For many generative image models today, people often pick the best of a dozen or more images, and the others that they throw away may actually be quite bad.

The quality and predictability of the models would need to be significantly higher than it is now in order to routinely dynamically illustrate web sites.

But I don't want to say that we'll never get there. All of the recent models are doing things now that would have been considered inconceivable just a few years ago. (Compare https://xkcd.com/1425/ where it may even be a challenge to explain the issue behind the joke to some younger readers!)

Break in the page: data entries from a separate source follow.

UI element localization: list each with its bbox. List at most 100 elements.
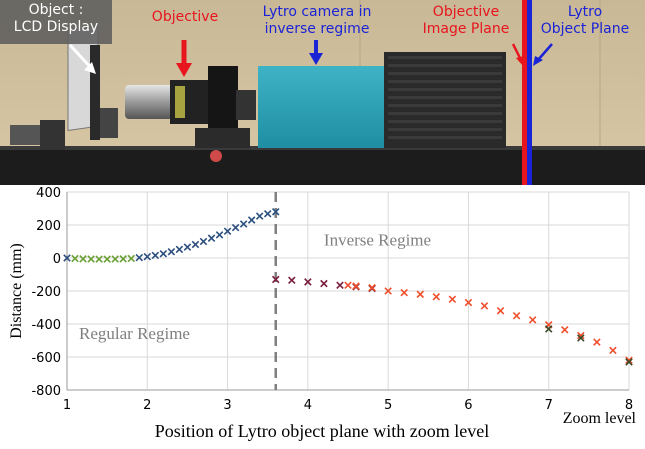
data-point-marker xyxy=(432,293,441,301)
data-point-marker xyxy=(288,276,296,285)
image-plane-label: Objective Image Plane xyxy=(410,4,522,38)
object-arrow-icon xyxy=(68,43,96,74)
y-tick-label: -600 xyxy=(31,351,61,366)
data-point-marker xyxy=(183,243,192,251)
optical-rail xyxy=(0,148,645,185)
data-point-marker xyxy=(71,254,79,263)
data-point-marker xyxy=(223,227,232,236)
data-point-marker xyxy=(207,234,216,242)
data-point-marker xyxy=(191,240,200,249)
x-tick-label: 4 xyxy=(304,398,312,413)
object-label-line1: Object : xyxy=(28,2,84,18)
objective-arrow-icon xyxy=(176,40,192,77)
object-plane-label-line1: Lytro xyxy=(567,4,603,20)
data-point-marker xyxy=(496,307,505,315)
camera-label-line1: Lytro camera in xyxy=(262,4,372,20)
y-tick-label: -800 xyxy=(31,384,61,399)
x-tick-label: 6 xyxy=(464,398,472,413)
x-tick-label: 5 xyxy=(384,398,392,413)
data-point-marker xyxy=(239,220,248,228)
data-point-marker xyxy=(143,252,152,261)
data-point-marker xyxy=(271,208,280,216)
data-point-marker xyxy=(199,237,208,246)
camera-label-line2: inverse regime xyxy=(264,21,370,37)
data-point-marker xyxy=(464,298,473,307)
image-plane-label-line2: Image Plane xyxy=(422,21,510,37)
y-tick-label: -400 xyxy=(31,318,61,333)
data-point-marker xyxy=(336,281,344,289)
data-point-marker xyxy=(255,212,264,220)
regular-regime-label: Regular Regime xyxy=(79,324,190,343)
object-label-line2: LCD Display xyxy=(13,19,99,35)
data-point-marker xyxy=(304,278,312,286)
data-point-marker xyxy=(63,254,71,262)
data-point-marker xyxy=(175,245,184,254)
x-tick-label: 1 xyxy=(63,398,71,413)
data-point-marker xyxy=(561,326,569,334)
data-point-marker xyxy=(215,231,224,239)
x-tick-label: 7 xyxy=(545,398,553,413)
data-point-marker xyxy=(512,311,521,320)
data-point-marker xyxy=(625,356,633,365)
photo-panel: Object : LCD Display Objective Lytro cam… xyxy=(0,0,645,185)
lab-setup-photo xyxy=(0,0,645,185)
data-point-marker xyxy=(625,358,633,366)
y-tick-label: -200 xyxy=(31,285,61,300)
data-point-marker xyxy=(384,287,392,295)
data-point-marker xyxy=(480,302,489,310)
data-point-marker xyxy=(271,275,280,284)
data-point-marker xyxy=(344,281,352,289)
data-point-marker xyxy=(448,295,457,304)
object-plane-label-line2: Object Plane xyxy=(540,21,630,37)
lytro-object-plane-line xyxy=(527,0,532,185)
camera-label: Lytro camera in inverse regime xyxy=(244,4,390,38)
x-axis-title: Position of Lytro object plane with zoom… xyxy=(155,421,489,441)
data-point-marker xyxy=(320,279,328,288)
data-point-marker xyxy=(151,251,160,260)
data-point-marker xyxy=(609,346,617,355)
data-point-marker xyxy=(544,325,553,333)
image-plane-label-line1: Objective xyxy=(432,4,500,20)
data-point-marker xyxy=(400,288,408,297)
data-point-marker xyxy=(159,249,168,258)
object-label: Object : LCD Display xyxy=(0,0,112,44)
camera-arrow-icon xyxy=(309,40,323,65)
x-tick-label: 2 xyxy=(143,398,151,413)
data-point-marker xyxy=(127,254,135,263)
x-tick-label: 8 xyxy=(625,398,633,413)
data-point-marker xyxy=(577,331,585,340)
x-tick-label: 3 xyxy=(223,398,231,413)
inverse-regime-label: Inverse Regime xyxy=(324,231,431,250)
data-point-marker xyxy=(103,255,111,263)
y-tick-label: 400 xyxy=(36,186,61,201)
data-point-marker xyxy=(167,247,176,256)
data-point-marker xyxy=(416,290,425,299)
data-point-marker xyxy=(111,255,119,263)
y-axis-title: Distance (mm) xyxy=(8,243,25,339)
x-axis-zoom-level-label: Zoom level xyxy=(563,410,637,427)
objective-label: Objective xyxy=(151,9,219,25)
axis-layer xyxy=(66,192,629,391)
y-tick-label: 200 xyxy=(36,219,61,234)
chart-panel: 400 200 0 -200 -400 -600 -800 1 2 3 4 5 6 7 8 Inverse … xyxy=(0,185,645,444)
data-point-marker xyxy=(352,282,360,290)
data-point-marker xyxy=(87,255,95,263)
data-point-marker xyxy=(577,334,585,342)
data-points-layer xyxy=(63,208,633,366)
objective-image-plane-line xyxy=(522,0,527,185)
data-point-marker xyxy=(231,223,240,232)
data-point-marker xyxy=(368,283,376,292)
objective-lens xyxy=(100,66,256,162)
data-point-marker xyxy=(593,338,601,346)
y-tick-label: 0 xyxy=(53,252,61,267)
grid-layer xyxy=(66,191,630,391)
data-point-marker xyxy=(79,255,87,263)
data-point-marker xyxy=(119,255,127,263)
lytro-camera xyxy=(258,52,506,148)
data-point-marker xyxy=(263,210,272,218)
data-point-marker xyxy=(528,316,537,324)
data-point-marker xyxy=(135,253,144,262)
object-plane-label: Lytro Object Plane xyxy=(532,4,638,38)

amelius · on July 18, 2023

It might as well mine some bitcoins while the GPU is not being used.

Perhaps we could have an ad-free internet after all.

k__ · on July 18, 2023

Ads create more overhead to pay all the executives.

A miner would probably just generate enough work to pay the engineers and infrastructure.

jb1991 · on July 18, 2023

So I assume this is using WebGPU "compute" kernels, is that right?

yboris · on July 18, 2023

Link to repo from the FAQ at the bottom of the page:

https://github.com/dakenf/stable-diffusion-webgpu-minimal

amelius · on July 18, 2023

When will WebGPU come to Firefox?

(Not going to install Chrome for a random shiny thing)

Kiro · on July 18, 2023

> Having DevTools open will slow everything down to about 2x.

What causes this?

capableweb · on July 18, 2023

Browser dev tools (and most of them really) hook into the application flow to do additional work compared to running it without any developer tools. Depending on what the application does, it can mean that it has to do a lot of extra work and need a lot of extra memory, just to be able to process and store all the extra information that it needs.

I don't know the specifics of why the slowdown is so extreme in this case, usually it has a negligible impact. But I'm guessing it's related to what I wrote above.

chris37879 · on July 18, 2023

Another one that slows a lot of things down is if the application uses the console. Before you open the inspector, those methods are no-ops and just get skipped, basically, but once open, all of those strings have to get copied and it can slow things down quite a bit.

This isn't unique to the web, either, adding the verbose flag to most linux file utilities and then operating on a large set of files will be slower than without the verbose flag, too, just because printing to stdout takes time.